Dienstag, 1. Oktober 2013

Rezension: Die Gilde der Schwarzen Magier - Die Meisterin - Trudi Canavan


Ein paar Infos rund ums Buch

Originaltitel: The High Lord
Erscheinungsdatum: 7. August 2006
Verlag: cbt, blanvalet
Taschenbuch: 9,95€
kindle Edition: 8,99€
Hörbuch (gekürzt): 24,95€






                                                                                                                                                           

Zum Inhalt

Auch wenn Sonea seit ihrem Eintritt in die Magiergilde viel gelernt hat, so gibt es einiges, von dem sie sich wünscht, sie hätte es niemals erfahren.
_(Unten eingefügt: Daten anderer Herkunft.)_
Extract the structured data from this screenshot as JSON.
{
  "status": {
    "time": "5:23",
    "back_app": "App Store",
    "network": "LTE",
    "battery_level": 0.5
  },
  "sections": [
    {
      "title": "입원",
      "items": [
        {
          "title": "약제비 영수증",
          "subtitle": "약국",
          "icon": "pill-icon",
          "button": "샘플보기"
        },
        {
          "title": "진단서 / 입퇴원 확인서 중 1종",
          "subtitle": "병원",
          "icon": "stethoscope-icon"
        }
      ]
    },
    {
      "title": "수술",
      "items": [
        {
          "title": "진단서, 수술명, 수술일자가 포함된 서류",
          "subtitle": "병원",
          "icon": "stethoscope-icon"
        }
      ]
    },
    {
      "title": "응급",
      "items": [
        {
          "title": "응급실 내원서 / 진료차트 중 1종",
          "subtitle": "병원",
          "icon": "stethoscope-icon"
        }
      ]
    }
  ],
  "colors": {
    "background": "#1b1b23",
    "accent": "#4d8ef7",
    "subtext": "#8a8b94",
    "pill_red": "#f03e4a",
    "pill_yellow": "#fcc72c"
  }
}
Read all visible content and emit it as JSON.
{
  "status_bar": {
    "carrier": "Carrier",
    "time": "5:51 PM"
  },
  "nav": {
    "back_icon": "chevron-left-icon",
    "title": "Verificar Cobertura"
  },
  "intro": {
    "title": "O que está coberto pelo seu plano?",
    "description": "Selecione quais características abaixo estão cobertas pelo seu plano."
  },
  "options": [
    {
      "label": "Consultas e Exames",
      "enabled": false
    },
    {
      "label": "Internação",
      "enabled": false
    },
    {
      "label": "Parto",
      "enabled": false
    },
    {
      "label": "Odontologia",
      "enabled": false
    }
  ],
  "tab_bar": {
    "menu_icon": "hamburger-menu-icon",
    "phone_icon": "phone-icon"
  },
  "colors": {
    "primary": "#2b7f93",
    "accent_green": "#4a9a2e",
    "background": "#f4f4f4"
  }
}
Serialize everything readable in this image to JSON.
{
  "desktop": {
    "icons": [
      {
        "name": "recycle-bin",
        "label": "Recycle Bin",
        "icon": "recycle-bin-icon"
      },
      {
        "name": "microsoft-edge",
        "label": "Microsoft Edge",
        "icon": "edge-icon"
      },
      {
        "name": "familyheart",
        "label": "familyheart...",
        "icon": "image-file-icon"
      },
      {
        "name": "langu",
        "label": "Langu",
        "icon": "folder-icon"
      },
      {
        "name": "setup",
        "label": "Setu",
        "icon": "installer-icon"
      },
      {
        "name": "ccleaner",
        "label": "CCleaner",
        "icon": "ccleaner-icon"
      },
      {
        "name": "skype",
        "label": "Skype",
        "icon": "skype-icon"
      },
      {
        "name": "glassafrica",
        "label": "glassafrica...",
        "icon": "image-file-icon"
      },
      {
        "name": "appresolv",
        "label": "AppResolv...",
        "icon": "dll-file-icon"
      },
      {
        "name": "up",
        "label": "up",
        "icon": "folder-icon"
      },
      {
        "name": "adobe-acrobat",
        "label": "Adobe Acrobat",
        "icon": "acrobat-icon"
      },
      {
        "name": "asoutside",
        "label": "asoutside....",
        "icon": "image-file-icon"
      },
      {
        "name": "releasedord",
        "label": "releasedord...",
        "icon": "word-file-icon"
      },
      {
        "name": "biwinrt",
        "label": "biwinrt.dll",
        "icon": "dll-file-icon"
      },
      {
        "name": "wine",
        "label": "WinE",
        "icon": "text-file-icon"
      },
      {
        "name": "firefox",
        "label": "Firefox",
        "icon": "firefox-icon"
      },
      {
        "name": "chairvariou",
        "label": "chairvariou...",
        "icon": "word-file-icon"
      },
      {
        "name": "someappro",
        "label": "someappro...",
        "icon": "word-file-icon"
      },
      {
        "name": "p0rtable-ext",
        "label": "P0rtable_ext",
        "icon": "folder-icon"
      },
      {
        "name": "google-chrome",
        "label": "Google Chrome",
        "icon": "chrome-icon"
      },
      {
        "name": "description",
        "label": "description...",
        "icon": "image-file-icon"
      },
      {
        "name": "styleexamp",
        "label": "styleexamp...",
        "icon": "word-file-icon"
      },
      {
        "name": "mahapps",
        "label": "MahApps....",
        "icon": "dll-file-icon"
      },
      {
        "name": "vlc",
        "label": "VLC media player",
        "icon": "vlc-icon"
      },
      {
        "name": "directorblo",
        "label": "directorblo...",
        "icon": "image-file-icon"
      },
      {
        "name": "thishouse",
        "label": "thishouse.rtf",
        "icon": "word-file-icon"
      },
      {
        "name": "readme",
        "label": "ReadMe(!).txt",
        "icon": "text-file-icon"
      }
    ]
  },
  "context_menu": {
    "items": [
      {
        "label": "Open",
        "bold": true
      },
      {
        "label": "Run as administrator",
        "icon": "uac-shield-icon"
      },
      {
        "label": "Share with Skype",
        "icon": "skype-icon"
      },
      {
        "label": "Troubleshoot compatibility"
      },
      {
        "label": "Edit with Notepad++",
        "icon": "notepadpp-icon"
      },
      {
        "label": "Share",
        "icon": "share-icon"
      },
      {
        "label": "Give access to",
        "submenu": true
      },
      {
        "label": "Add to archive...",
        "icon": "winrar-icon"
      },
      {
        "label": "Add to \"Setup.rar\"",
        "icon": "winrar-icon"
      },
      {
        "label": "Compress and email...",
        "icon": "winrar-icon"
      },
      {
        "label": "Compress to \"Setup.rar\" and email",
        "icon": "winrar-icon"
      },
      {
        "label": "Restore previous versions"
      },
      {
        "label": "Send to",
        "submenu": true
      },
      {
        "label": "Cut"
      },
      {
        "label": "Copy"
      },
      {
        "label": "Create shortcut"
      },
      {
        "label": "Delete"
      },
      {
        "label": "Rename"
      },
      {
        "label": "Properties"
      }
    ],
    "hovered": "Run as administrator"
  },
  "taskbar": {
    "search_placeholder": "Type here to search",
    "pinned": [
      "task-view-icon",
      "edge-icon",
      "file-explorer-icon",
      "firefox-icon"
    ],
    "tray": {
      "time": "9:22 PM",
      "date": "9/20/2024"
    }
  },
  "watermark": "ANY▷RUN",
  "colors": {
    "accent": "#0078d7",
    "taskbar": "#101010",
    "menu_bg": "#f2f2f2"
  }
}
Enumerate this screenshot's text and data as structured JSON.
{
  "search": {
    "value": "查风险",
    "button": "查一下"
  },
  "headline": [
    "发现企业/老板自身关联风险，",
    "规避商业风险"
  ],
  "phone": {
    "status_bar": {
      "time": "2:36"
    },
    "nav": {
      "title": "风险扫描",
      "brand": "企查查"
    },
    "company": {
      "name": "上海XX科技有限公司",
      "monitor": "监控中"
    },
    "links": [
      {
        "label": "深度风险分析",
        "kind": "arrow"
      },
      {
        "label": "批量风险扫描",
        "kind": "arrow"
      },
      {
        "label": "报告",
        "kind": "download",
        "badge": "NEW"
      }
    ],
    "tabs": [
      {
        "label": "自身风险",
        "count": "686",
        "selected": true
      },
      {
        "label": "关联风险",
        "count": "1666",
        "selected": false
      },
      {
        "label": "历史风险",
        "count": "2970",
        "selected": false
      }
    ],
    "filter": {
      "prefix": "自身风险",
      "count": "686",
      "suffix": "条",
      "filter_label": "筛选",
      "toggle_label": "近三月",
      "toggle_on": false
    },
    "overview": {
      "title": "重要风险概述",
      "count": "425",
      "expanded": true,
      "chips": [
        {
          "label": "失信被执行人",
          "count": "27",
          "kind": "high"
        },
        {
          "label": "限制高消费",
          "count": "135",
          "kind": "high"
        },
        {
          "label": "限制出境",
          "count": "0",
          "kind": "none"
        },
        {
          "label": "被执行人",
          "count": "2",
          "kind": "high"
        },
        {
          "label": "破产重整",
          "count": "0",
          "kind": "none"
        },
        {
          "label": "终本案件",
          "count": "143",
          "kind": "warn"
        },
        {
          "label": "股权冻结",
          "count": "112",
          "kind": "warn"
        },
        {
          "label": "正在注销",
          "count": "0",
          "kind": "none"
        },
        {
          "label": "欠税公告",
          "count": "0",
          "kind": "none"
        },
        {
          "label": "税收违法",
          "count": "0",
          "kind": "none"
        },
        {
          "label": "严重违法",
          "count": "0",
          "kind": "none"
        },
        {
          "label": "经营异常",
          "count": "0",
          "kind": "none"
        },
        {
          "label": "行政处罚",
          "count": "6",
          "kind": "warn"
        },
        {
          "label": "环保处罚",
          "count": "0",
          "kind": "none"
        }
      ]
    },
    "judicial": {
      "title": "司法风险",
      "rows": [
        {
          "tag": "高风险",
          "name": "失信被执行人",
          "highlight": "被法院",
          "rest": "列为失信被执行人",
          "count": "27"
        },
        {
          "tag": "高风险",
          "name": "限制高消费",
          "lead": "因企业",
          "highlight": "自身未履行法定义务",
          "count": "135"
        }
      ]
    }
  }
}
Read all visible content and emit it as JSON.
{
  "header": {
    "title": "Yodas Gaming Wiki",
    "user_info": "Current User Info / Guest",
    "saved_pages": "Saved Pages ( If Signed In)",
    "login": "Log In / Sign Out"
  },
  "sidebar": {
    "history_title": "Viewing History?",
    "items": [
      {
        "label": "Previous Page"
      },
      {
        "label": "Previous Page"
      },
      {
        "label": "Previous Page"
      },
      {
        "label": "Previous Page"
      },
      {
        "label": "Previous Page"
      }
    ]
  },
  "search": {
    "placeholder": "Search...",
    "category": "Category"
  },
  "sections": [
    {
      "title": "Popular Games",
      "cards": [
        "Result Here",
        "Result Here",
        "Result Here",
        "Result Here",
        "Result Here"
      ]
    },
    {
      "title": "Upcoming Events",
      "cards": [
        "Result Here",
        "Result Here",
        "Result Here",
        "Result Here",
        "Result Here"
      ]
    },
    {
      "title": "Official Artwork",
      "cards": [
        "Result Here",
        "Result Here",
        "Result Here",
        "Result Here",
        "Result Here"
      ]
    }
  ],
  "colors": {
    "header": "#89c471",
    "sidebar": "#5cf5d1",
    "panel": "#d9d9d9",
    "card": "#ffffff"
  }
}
Dinge, die sie im unterirdischen Gewölbe der Residenz des Hohen Lords Akkarin mit eigenen Augen gesehen hat. Was ist Sonea bereit zum Schutze Kyralias, der Gilde, der Menschen, die sie liebt, zu tun? Wäre sie bereit, eines der wichtigsten Gesetze der Gilde zu brechen?
                                                                                                                                                          

Meine Meinung zum Buch

Erst mal finde ich, dass eine einfache Übersetzung des Originaltitels besser zum Inhalt gepasst hätte, als Die Meisterin. Wenn überhaupt passt der deutsche Titel eher zum Ende als zum Großteil des Buches, da es hier mehr um Akkarin, seine Vergangenheit und die schwarze Magie geht.
Übrigens wird in der gesamten Trilogie nicht klar, warum der Beititel Die Gilde der Schwarzen Magier lautet. Im Original heißt diese Trilogie zwar auch The Black Magician Trilogy, aber warum es gerade schwarze Magie ist wird nicht richtig deutlich. Wegen des Hohen Lords, der das Oberhaupt der Gilde bildet? Oder wegen der Vergangenheit der Gilde, was meiner Meinung nach eher zutrifft, aber dazu muss man Magie gelesen haben und die Vorgeschichte zur Trilogie erschien ja erst nachdem alle drei Bände veröffentlicht wurden.
Ich hätte gedacht, der letzte Band der Trilogie wird noch mal ein richtiger Kracher und tritt mit einem Trommelwirbel ab. Tatsächlich fand ich ihn aber ziemlich langatmig bei wenig Handlung. Erst ab Mitte des Buches geht es richtig los, dafür zieht der Anfang sich und bei so mancher Szene habe ich mich gefragt, ob man das nicht auch hätte weglassen oder zumindest kürzer hätte fassen können. Lange Bücher sind toll, aber dann auch bitte mit Handlung und nicht nur Länge um der Länge Willen.
Dieses Buch beinhaltet auch eine Liebesgeschichte. War ja irgendwie zu erwarten und anscheinend auch unvermeidlich. Mich hat sie nicht gestört, ich wäre aber auch gut ohne Liebesgeschichte ausgekommen. Positiv ist, dass sich die Liebesgeschichte nicht total aufdringlich in den Vordergrund gedrängt hat und es plötzlich nur noch darum ging. Auch wirkte die Liebesgeschichte dadurch sympathischer, reiner, unschuldiger.
Gegen Ende des Buches, je weiter wir auf das Finale zusteuerten, desto straffer wurde auch die Handlung und die Szenen bei denen ich dachte „Weg oder kürzer“ verschwanden vollends.
Auch dieses Buch war spannend, aber es zog sich. Am Anfang sehr und zwischendurch, nachdem die Handlung dann doch mehr ins Rollen gebracht worden war, wieder. Dennoch hat es viel Spaß gemacht, es zu lesen. Zwar hatte ich nicht ganz so viel Spaß wie noch bei Die Novizin aber dennoch wurde ich mitgerissen von der Spannung und dem Wunsch, alles möge gut ausgehen.
                                                                                                                                                         

Bewertung/Fazit

Spannen. Mitreißend. Ein logischer, passender und durchaus guter Schluss, allerdings nicht ganz der krachende, phänomenale Abschluss, den ich mir erhofft habe. Insgesamt vergebe ich 4 von 5 Herzen an Die Meisterin.